Irish RAF hero honoured by school
Seventy years after he was shot and killed off the French coast, RAF pilot Wing Commander Brendan ‘Paddy’ Finucane was finally remembered by his old school this weekend.
A permanent memorial of his Spitfire plane with its distinctive shamrock livery was unveiled at O’Connell School on Dublin’s North Richmond Street yesterday.
Finucane was just 21 when his plane was straffed by enemy fire while on a raid in northern France on July 15th, 1942. He ditched his plane in the English Channel.
At the time of his death, he had downed 32 enemy aircraft, all achieved in just two years and was the youngest wing commander in the RAF.
Finucane’s achievements were all the more remarkable given his father Andy’s involvement in the Easter Rising where he was stationed in Boland’s Mill.
Dr Tony Connellan, the president of O’Connell School past pupils union, said Irish people owed their freedom to people like Brendan Finucane as much as they did those who had fought for Irish independence.
He told some 80 guests that the visit of Queen Elizabeth II had created the atmosphere to honour him and other Irishmen who had fought against fascism in the Second World War.
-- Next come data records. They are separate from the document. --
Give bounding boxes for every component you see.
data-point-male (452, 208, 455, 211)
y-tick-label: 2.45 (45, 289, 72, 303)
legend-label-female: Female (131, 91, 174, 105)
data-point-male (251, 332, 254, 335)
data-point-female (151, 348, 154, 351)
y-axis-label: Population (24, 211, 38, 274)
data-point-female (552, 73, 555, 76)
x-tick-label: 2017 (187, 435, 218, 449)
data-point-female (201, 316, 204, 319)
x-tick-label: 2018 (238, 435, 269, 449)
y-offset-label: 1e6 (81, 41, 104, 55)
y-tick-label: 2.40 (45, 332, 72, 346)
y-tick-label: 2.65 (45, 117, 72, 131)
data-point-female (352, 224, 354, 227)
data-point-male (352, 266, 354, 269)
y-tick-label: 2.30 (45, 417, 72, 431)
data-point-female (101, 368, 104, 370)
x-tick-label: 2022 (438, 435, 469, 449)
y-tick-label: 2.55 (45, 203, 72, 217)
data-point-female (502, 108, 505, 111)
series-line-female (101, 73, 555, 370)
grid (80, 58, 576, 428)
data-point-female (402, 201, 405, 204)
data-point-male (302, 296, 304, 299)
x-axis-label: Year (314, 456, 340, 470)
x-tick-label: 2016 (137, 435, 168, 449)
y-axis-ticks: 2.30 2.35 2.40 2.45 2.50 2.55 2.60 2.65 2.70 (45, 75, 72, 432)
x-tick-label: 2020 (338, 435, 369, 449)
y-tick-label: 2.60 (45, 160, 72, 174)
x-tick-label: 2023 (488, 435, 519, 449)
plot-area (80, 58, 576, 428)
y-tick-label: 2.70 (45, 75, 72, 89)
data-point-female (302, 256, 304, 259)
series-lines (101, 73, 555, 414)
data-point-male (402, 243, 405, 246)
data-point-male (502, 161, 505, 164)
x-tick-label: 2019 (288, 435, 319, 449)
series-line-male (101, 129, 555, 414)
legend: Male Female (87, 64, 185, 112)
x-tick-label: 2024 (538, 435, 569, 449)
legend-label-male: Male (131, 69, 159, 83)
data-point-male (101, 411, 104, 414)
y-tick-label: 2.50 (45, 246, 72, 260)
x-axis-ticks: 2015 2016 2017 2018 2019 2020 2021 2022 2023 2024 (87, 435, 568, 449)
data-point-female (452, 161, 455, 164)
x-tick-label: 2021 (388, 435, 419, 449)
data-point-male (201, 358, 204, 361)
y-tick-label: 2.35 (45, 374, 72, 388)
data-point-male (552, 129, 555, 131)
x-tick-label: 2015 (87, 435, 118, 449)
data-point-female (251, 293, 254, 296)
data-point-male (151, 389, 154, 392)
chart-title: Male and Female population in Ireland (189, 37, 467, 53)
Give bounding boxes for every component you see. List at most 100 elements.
Representatives from the Irish Air Corps, the RAF and the Australian embassy (Finucane commanded an Australian squadron) attempted the unveiling ceremony.
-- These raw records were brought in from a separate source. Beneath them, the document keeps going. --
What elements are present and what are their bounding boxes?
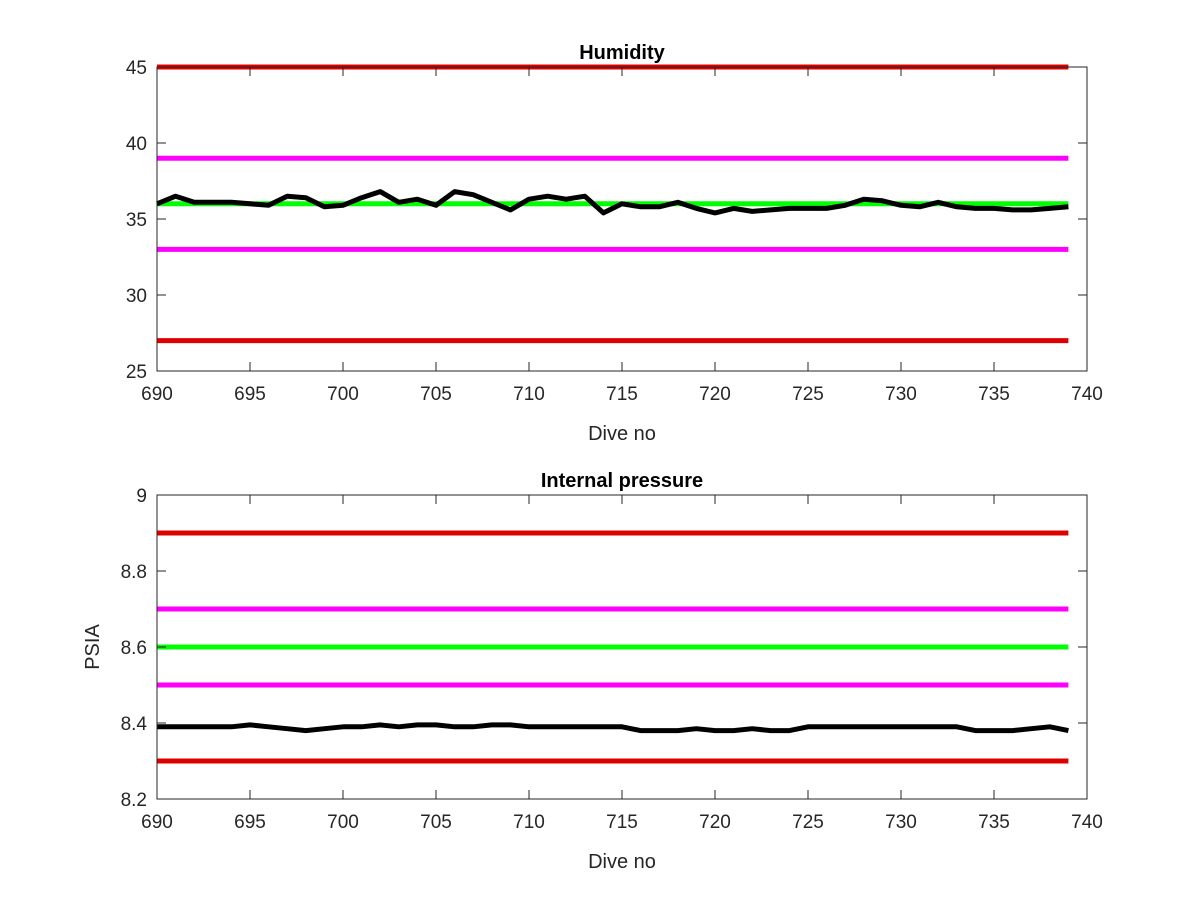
humidity-x-axis-label: Dive no [588,423,656,445]
pressure-series [157,722,1069,734]
humidity-panel: 690 695 700 705 710 715 720 725 730 735 740 25 30 35 4… [126,42,1103,445]
pressure-data-line-0 [157,722,1069,734]
humidity-xtick-label-1: 695 [234,384,266,405]
humidity-xtick-label-2: 700 [327,384,359,405]
humidity-ytick-label-3: 40 [126,134,147,155]
humidity-data-line-0 [156,189,1069,216]
humidity-ytick-label-1: 30 [126,286,147,307]
pressure-xtick-label-0: 690 [141,812,173,833]
humidity-xtick-label-8: 730 [885,384,917,405]
pressure-xtick-label-10: 740 [1071,812,1103,833]
humidity-xtick-label-5: 715 [606,384,638,405]
humidity-series [156,189,1069,216]
humidity-xtick-label-6: 720 [699,384,731,405]
pressure-ytick-label-0: 8.2 [121,790,147,811]
humidity-ytick-label-2: 35 [126,210,147,231]
pressure-xtick-label-2: 700 [327,812,359,833]
pressure-xtick-label-3: 705 [420,812,452,833]
pressure-panel: 690 695 700 705 710 715 720 725 730 735 740 8.2 8.4 8… [82,470,1103,873]
humidity-xtick-label-9: 735 [978,384,1010,405]
pressure-xtick-label-8: 730 [885,812,917,833]
humidity-xtick-label-0: 690 [141,384,173,405]
pressure-x-axis-label: Dive no [588,851,656,873]
pressure-y-axis-label: PSIA [82,624,104,670]
pressure-ticks: 690 695 700 705 710 715 720 725 730 735 740 8.2 8.4 8… [121,486,1103,833]
humidity-title: Humidity [579,42,665,64]
pressure-ytick-label-1: 8.4 [121,714,148,735]
pressure-xtick-label-1: 695 [234,812,266,833]
humidity-xtick-label-3: 705 [420,384,452,405]
pressure-title: Internal pressure [541,470,703,492]
pressure-xtick-label-5: 715 [606,812,638,833]
pressure-ytick-label-4: 9 [136,486,147,507]
pressure-ytick-label-2: 8.6 [121,638,147,659]
pressure-ytick-label-3: 8.8 [121,562,147,583]
pressure-xtick-label-9: 735 [978,812,1010,833]
humidity-ytick-label-4: 45 [126,58,147,79]
pressure-reference-lines [157,530,1069,764]
pressure-xtick-label-4: 710 [513,812,545,833]
pressure-xtick-label-6: 720 [699,812,731,833]
pressure-xtick-label-7: 725 [792,812,824,833]
humidity-xtick-label-4: 710 [513,384,545,405]
humidity-xtick-label-7: 725 [792,384,824,405]
humidity-ytick-label-0: 25 [126,362,147,383]
humidity-ticks: 690 695 700 705 710 715 720 725 730 735 740 25 30 35 4… [126,58,1103,405]
humidity-xtick-label-10: 740 [1071,384,1103,405]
The permanent memorial will be located in the school’s library.
The chief guest was the RAF air ace’s nephew Brendan Finucane QC, a judge in England. His father Raymond flew with bomber command during the Second World War.
Mr Finucane said his father had “quietly revered” his older brother who was a “most exceptional man” and he would have been proud of the commemoration. He described the memorial as a fitting tribute not only to his late uncle but all the Irishmen who gave their lives in the Second World War.